Home and business security will see advances in line with smart home technology in 2017, experts say.
Smarter security devices that feature greater integration with smartphone apps are forecast to continue growing; surveillance cameras, movement and temperature sensors connected to the internet that are accessible from a smartphone will remain a mainstay of home and business security, and even see sales growth.
Makers of biometric methods of verifying employee identities – fingerprint readers, iris scanners, smart cards and the like – will continue to refine the efficiency of these systems. Expect to see improved accuracy and security measures to become far more difficult for criminals to defeat.
Businesses and homeowners will invest in more than one technology to secure their premises against unlawful entry.
And when it comes to IT security, Tarsus SecureData’s Nico Goodall says that 2017 will see a spike in the popularity of managed service providers that can help smaller businesses deal with the increasing complexity of the modern-day IT environment, especially relating to security.
Malware continues to grow at an alarming rate. Goodall says over 350 000 new malware variants are reported every day, and the number is only going up.
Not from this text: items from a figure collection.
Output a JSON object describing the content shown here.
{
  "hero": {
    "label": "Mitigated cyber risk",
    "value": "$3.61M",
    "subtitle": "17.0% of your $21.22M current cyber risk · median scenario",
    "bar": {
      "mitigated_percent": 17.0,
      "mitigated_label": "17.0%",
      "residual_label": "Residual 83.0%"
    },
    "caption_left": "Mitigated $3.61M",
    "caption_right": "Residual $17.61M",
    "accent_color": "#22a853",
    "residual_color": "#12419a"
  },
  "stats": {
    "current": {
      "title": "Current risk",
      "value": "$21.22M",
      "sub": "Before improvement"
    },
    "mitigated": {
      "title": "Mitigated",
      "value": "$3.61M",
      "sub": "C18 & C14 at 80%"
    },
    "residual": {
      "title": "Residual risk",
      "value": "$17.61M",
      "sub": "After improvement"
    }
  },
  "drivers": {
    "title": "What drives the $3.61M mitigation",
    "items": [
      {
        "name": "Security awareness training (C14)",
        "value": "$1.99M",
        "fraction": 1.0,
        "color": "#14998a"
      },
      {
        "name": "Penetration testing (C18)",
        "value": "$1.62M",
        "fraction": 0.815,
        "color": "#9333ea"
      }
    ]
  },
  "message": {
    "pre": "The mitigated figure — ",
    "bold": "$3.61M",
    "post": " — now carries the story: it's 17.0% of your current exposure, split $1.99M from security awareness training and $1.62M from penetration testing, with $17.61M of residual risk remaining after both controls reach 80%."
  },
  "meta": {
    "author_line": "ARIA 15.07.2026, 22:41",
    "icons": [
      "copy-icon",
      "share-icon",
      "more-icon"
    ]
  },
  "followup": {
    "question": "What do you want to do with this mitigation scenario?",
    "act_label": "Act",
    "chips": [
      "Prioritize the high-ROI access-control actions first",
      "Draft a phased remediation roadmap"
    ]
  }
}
And now, ransomware – malware that encrypts your data and demands payment to unlock it – is on the up-tick as well.
For a business to manage all of those risks itself requires significant investment in securing their networks, hiring IT staff and buying expensive software tools, as well as on-going training to keep staff sufficiently skilled to properly deal with the ever-changing threat landscape.
Goodall says that hiring managed service providers to deliver infrastructure and security as a service, businesses can side-step the up-front costs while also ensuring they get the cutting-edge knowledge and skills delivered by those companies.
“Smaller businesses don’t have the option to use big third party implementers for their IT needs, which is why there will likely be a rise in managed service providers servicing the market, especially around IT security.
“That’s because threats are occurring too fast for existing mechanisms to handle, and companies can’t keep up. There’s also a skills shortage, and the time to train existing employees up is simply too long. It’s thus easiest to employ MSPs with up-to-date skills to deliver their expertise as a service, rather than businesses trying to do everything themselves,” Goodall concludes.